Known for his mischievous sense of humor, Francis White was president of The Magic Circle in London from 1958 until his death 31 years later. Magicians historically possess an eager eye for publicity, but what drove an otherwise dignified man to balance his daughter on what at first appears to be an ironing board and hover a tree saw over her belly on her wedding day is anyone’s guess. Perhaps The Magic Circle had a particularly convincing press officer at the time or, more likely, White and his daughter together imagined (correctly) that it was a unique opportunity to capture this comical, unlikely image.
If White had attempted to complete the act in such a way, it would most certainly have been “for the last time” (as the press caption notes) because he appears to be attempting the act without any kind of special apparatus.
“Sawing Through a Woman” caused a sensation when its inventor, P. T. Selbit (not averse to mutilating his pretty female assistants in the cause of stage magic) first presented it at the Finsbury Park Empire, London, in January 1921.
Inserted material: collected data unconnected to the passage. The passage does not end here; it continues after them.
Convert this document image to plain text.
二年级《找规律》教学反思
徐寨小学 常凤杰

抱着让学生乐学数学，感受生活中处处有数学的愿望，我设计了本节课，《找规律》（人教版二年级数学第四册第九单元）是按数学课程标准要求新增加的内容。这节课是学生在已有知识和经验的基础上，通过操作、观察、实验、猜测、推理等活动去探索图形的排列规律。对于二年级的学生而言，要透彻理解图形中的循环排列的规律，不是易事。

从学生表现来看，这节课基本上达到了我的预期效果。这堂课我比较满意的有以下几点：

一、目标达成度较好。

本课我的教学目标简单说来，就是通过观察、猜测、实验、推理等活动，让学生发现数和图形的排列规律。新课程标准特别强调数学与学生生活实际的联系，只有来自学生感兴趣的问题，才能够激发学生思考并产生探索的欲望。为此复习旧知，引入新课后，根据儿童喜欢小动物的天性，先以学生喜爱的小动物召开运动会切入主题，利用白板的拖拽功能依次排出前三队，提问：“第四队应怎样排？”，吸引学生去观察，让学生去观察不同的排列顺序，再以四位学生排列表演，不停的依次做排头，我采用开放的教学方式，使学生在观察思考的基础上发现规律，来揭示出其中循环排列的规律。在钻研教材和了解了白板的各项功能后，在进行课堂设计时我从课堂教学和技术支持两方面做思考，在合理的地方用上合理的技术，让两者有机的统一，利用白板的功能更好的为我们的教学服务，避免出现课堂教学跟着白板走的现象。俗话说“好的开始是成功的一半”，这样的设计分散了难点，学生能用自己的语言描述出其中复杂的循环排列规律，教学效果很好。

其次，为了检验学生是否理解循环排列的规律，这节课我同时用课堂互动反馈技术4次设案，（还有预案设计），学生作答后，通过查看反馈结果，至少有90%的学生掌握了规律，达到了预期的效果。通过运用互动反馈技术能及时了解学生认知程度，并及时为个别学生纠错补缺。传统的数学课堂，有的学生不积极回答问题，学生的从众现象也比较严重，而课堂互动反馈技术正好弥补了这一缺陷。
Selbit enclosed his assistant in a plain coffin-like wooden box. After a preliminary effect of passing glass sheets through the box (and seemingly his assistant), a full size cross-cut saw was employed to rip through the center of the crate. When the splintered box was re-opened, the assistant was seen to be in one piece — the saw having also seemingly passed through the center of her body without causing harm. The box appeared far too small for the assistant to have avoided the saw; and in any case ropes had been tied firmly to her wrists and ankles, threaded through holes in the sides of the box and held firmly in place by audience volunteers throughout the demonstration. It was a sophisticated piece of stage magic, the effect being that a saw had somehow passed completely through her body—hence the title “Sawing Through A Woman.” A later invitation to subject suffragettes Christabel and Sylvia Pankhurst to this ordeal was not accepted.
It was the magician Horace Goldin who, inspired by Selbit’s sensational act, later the same year created “A Woman Sawn in Half”, the version that was to enter the public consciousness: the separation of a long box with the head and feet of an assistant visible at either end. Goldin originally presented the illusion using a male assistant, but only when an attractive female became the victim did it surpass the success of Selbit’s invention. To magicians, however, this version seemed less sophisticated because of the large size of the box and the suspicious depth of the tabletop on which it rested. But the payoff—separating and subsequently restoring the two halves of the partially visible lady—proved more satisfying to an audience, perhaps because the illusion was one of visible miraculous restoration rather than the suggested solid-through-solid penetration effect that Selbit had offered. When the divided lady was seen to be “alive at both ends,” as the publicity announced, Goldin was truly presenting before the audience’s eyes a “living miracle” (a title he adopted for a later, more gruesome incarnation of the effect).
By 1963, the illusion and all its successive incarnations had became so iconic that all Francis White needed to do was to grab any old garden saw and (in this case, far from) any old lady in order for the public to understand what he and his daughter were suggesting.